I'd like to ask for advice on the following topic. In our system we use C6414 DSP. It is connected to FPGA through EMIFA in 64-bit mode. We have to move OFDM data to and from FPGA at a rate about 2 to 4 times per approx. 100 us. We were using regular REG_WRITE/REG_READ to do the job. Obviously, that consumes most of DSP time. One 2KB transfer takes about 17 us. Now I'm trying to use EDMA mechanism to do that. Because I have to swap left/right side data when downloading to FPGA buffer, I use chaining of EDMA transfers. To reduce number of required operations, all necessary channels are configured in advance. Then, on FPGA interrupt I only issue EDMA_setChannel() for right side data. On completion in initiates chained left side transfer.
To monitor performance I use the following mechanism. In FPGA there is a test point register. I just write/clear certain bit and monitor it with oscilloscope.
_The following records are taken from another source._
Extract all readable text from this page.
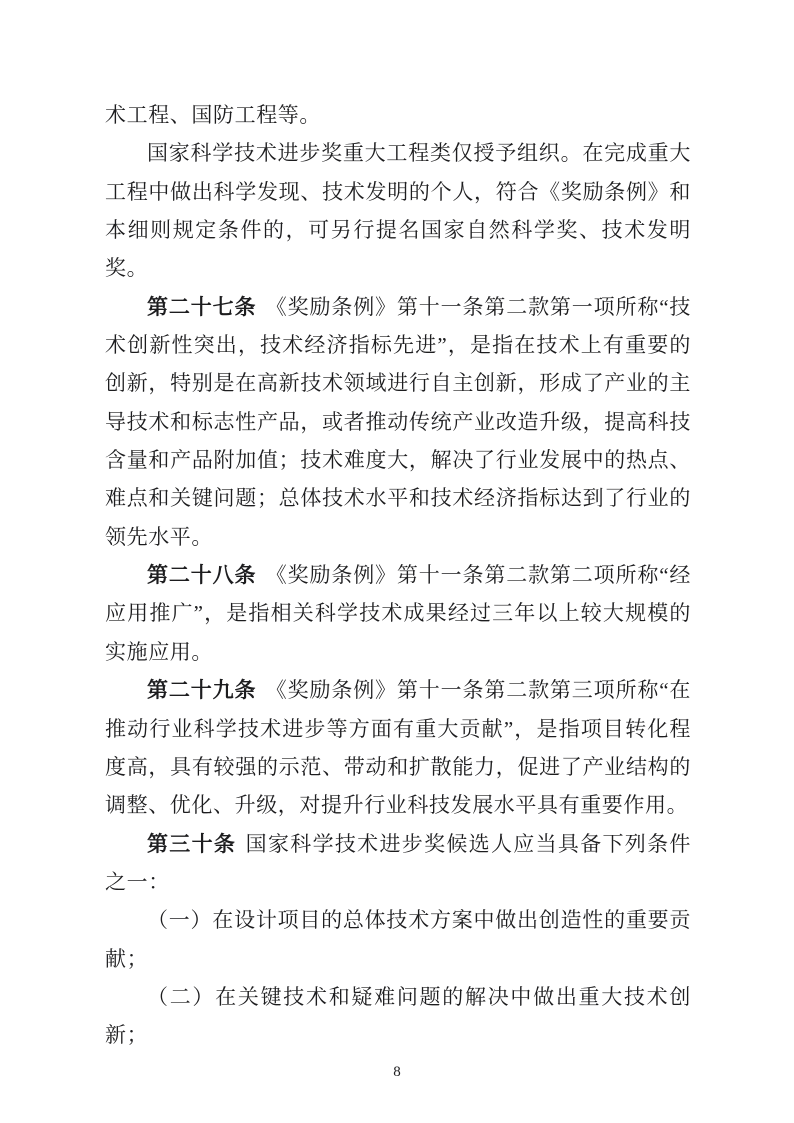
术工程、国防工程等。

国家科学技术进步奖重大工程类仅授予组织。在完成重大工程中做出科学发现、技术发明的个人，符合《奖励条例》和本细则规定条件的，可另行提名国家自然科学奖、技术发明奖。

第二十七条 《奖励条例》第十一条第二款第一项所称“技术创新性突出，技术经济指标先进”，是指在技术上有重要的创新，特别是在高新技术领域进行自主创新，形成了产业的主导技术和标志性产品，或者推动传统产业改造升级，提高科技含量和产品附加值；技术难度大，解决了行业发展中的热点、难点和关键问题；总体技术水平和技术经济指标达到了行业的领先水平。

第二十八条 《奖励条例》第十一条第二款第二项所称“经应用推广”，是指相关科学技术成果经过三年以上较大规模的实施应用。

第二十九条 《奖励条例》第十一条第二款第三项所称“在推动行业科学技术进步等方面有重大贡献”，是指项目转化程度高，具有较强的示范、带动和扩散能力，促进了产业结构的调整、优化、升级，对提升行业科技发展水平具有重要作用。

第三十条 国家科学技术进步奖候选人应当具备下列条件之一：

（一）在设计项目的总体技术方案中做出创造性的重要贡献；

（二）在关键技术和疑难问题的解决中做出重大技术创新；

8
So my observation is that It takes about 17 us to transfer 2KB block. I monitor that by CE signal on FPGA. In the same time, submitting EDMA transfer takes 4.4 us. Namely, this piece of code
SET_TP(TX_OFDM_TP); // Set test point High
EDMA_setChannel(dma->hdl_tx_ch1_r); // Trigger event
CLR_TP(TX_OFDM_TP); // Clear test point
takes 4.4 us to execute. It definitely much better, but I wonder, why so long.
Also I've tried to use QDMA for right side transfer and chain EDMA transfer to left side data like this:
SET_TP(TX_OFDM_TP);
// Set test point High
EDMA_qdmaConfig(&dma->cfg_tx_ch1_r); // Setup QDMA
CLR_TP(TX_OFDM_TP); // Clear test point
But it takes same 4.4 us to submit. I even manually set up QDMA registers - with same result.
So I wonder, why it takes so long time for what was claimed to take "only one to five CPU cycles" according to spru234. I was suspecting big overhead of EMIFA access for test point writes, so I've tried
SET_TP(TX_OFDM_TP); // Set test point High
x = y; // Some minor stuff
CLR_TP(TX_OFDM_TP); // Clear test point
and it took only 260 ns. So it looks that configuring EDMA/QDMA itself takes that long time.
Just in case it that might be important. In our configuration we don't use L2 cache. All L2 memory is split in SRAM and heap.
Would appreciate any advice. Thanks in advance.